Here are some strategies that will help you understand how to deal with body shaming and how to quit contributing to the culture of body shaming.

1. Stop Discussing Other People's Bodies

Stop-Discussing-Other-People-Bodies

People mocking and body-shaming someone may be socially acceptable, but you do not have to approve, engage in, or tolerate such comments or acts. It is also important to be self-analyzing if you have body shamed someone before accidentally or on purpose, by accepting that you were wrong and offering them an effective apology even if they didn’t say anything to you. You wouldn't want it to happen to you, and now you know how serious it can be for individuals who are affected.
So, the next time you're inclined to comment on a person's body hair, hair type, or size, resist. Instead, come up with a polite thing to say to the person and know how do you stop body shaming. They got your attention, so you may utilize this as an opportunity to highlight something positive about them. "I like your grin," for example, is one method to appreciate someone without criticizing them.

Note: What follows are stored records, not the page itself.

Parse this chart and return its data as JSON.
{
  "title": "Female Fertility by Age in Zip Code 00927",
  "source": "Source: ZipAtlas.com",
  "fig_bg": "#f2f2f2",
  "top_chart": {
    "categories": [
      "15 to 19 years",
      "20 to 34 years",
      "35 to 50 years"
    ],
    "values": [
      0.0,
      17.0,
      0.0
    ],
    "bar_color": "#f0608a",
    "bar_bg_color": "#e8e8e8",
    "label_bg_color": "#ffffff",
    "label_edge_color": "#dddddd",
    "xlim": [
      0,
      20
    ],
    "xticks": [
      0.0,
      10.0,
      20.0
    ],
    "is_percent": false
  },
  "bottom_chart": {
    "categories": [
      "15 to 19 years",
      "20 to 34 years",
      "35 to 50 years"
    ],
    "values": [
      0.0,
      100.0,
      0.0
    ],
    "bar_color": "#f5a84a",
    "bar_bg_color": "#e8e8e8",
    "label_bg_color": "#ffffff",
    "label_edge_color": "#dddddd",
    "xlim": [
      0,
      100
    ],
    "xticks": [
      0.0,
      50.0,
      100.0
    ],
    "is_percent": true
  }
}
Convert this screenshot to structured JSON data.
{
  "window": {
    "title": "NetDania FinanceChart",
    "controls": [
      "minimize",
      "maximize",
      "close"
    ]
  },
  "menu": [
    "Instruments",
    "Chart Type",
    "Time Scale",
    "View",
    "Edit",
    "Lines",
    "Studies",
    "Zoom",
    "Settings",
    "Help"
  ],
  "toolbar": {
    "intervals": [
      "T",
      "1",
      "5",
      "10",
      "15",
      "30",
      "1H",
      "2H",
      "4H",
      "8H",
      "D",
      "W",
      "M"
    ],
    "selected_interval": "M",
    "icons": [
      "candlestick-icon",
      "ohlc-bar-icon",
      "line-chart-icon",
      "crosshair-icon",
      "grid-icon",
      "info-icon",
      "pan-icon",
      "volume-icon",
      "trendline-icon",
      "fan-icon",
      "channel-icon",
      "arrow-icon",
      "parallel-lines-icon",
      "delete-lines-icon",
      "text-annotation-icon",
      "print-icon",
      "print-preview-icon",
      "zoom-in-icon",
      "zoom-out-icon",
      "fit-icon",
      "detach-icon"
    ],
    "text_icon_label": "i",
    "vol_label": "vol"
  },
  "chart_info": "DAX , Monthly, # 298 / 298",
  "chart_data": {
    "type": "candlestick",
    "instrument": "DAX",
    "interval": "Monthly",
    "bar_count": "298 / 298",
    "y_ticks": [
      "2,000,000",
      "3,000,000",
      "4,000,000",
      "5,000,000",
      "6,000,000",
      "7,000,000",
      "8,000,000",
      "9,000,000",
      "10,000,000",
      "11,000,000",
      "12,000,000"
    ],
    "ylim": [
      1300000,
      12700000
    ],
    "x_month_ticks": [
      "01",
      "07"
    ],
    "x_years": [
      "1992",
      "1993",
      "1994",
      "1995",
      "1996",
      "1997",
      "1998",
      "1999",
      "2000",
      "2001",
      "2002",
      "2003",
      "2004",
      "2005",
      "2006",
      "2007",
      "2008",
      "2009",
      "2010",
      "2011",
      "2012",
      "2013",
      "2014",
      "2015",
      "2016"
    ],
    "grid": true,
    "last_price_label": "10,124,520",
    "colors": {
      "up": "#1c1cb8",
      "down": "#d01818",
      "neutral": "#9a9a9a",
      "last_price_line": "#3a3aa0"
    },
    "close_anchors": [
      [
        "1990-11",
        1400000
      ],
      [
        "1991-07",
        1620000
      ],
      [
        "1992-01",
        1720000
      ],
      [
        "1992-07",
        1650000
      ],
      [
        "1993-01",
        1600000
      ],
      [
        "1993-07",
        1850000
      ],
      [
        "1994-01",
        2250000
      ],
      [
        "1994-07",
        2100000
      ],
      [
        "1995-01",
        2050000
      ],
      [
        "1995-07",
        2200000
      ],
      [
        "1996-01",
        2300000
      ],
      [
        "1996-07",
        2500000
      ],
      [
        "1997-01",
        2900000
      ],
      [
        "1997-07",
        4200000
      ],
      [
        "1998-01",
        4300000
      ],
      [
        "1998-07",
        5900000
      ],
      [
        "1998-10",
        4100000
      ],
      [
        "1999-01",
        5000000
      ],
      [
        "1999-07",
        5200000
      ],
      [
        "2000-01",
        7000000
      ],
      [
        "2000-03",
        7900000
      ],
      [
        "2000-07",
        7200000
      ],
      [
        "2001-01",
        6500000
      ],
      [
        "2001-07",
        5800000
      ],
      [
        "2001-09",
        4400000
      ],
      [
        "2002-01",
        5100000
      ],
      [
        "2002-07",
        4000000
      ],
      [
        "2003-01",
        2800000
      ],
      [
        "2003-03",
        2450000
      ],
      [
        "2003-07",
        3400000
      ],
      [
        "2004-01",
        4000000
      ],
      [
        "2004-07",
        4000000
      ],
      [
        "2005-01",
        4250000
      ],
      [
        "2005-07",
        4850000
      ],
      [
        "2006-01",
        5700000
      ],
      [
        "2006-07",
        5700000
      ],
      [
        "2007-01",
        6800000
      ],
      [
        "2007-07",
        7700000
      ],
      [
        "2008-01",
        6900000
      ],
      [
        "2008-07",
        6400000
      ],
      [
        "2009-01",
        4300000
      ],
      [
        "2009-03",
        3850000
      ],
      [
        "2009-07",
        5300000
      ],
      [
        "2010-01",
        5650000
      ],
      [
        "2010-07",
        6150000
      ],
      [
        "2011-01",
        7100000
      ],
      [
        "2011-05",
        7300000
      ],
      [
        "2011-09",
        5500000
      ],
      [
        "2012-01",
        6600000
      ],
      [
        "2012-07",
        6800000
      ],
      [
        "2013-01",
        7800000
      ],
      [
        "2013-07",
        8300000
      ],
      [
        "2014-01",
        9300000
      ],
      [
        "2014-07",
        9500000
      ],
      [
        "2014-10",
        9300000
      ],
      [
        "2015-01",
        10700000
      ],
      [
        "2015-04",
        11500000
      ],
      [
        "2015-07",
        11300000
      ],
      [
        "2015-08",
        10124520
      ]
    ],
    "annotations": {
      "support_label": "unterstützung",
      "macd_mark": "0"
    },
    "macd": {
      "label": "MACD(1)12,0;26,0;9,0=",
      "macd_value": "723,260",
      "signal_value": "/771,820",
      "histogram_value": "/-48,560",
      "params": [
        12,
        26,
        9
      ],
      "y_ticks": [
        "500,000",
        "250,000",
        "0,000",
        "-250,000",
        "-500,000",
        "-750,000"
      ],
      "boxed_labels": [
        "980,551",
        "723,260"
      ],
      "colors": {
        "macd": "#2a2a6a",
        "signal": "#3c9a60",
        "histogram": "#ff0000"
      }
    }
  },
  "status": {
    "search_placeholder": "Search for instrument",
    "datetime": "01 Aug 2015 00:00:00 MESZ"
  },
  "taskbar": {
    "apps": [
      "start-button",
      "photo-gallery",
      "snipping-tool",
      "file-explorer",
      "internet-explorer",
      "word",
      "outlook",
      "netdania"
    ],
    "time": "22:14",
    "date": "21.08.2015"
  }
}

2. Change The Way You Talk About Yourself

It can be difficult to speak positively of our bodies in a world when so much focus is placed on what is amiss with us and what needs to be fixed. However, being aware of how to love yourself, is not only beneficial but also protects others from damage. We can improve our care, empathy, and relationship with others and with ourselves by knowing how to deal with body shaming and practicing speaking positively about ourselves and our bodies, and noting aspects about ourselves and others that we like and value. 

3. Make Your Voice Heard

Make-Your-Voice-Heard

That's fantastic that you've taken the measures to stop body-shaming yourself and others. However, more remains to be done. When you see other people harming others, you should know how do you stop body shaming and remember it's crucial to speak up—as long as you're emotionally and physically safe. If you witness someone making a snide remark about another person's body, whether it's about their dress, age, or size, gently remind them that it's impolite to make such remarks. If it happens frequently with friends or loved ones, you can bring it up in a more formal way, informing them that their ways of speaking about bodies aren't necessarily healthy for you.

Conclusion

Body shaming may be widespread, but you may help heal its damaging consequences by practicing body positivity with yourself and others. Body shaming, like any other form of bullying, will persist unless you stand up for yourself positively and healthily and understand the various effects of body shaming. It's critical to practice self-love and avoid allowing negative comments to disturb you. Additionally, if you see body shaming on social media, you can report it and label it as improper. The National Eating Disorders Association (NEDA) has taken a stand against body shaming on social media, encouraging those who observe it to report it to the organization through the Media Watchdog program. Remember that entering a nasty comment cycle will not help you in this case. Maintain control and a kinder, respectful, and empathetic attitude.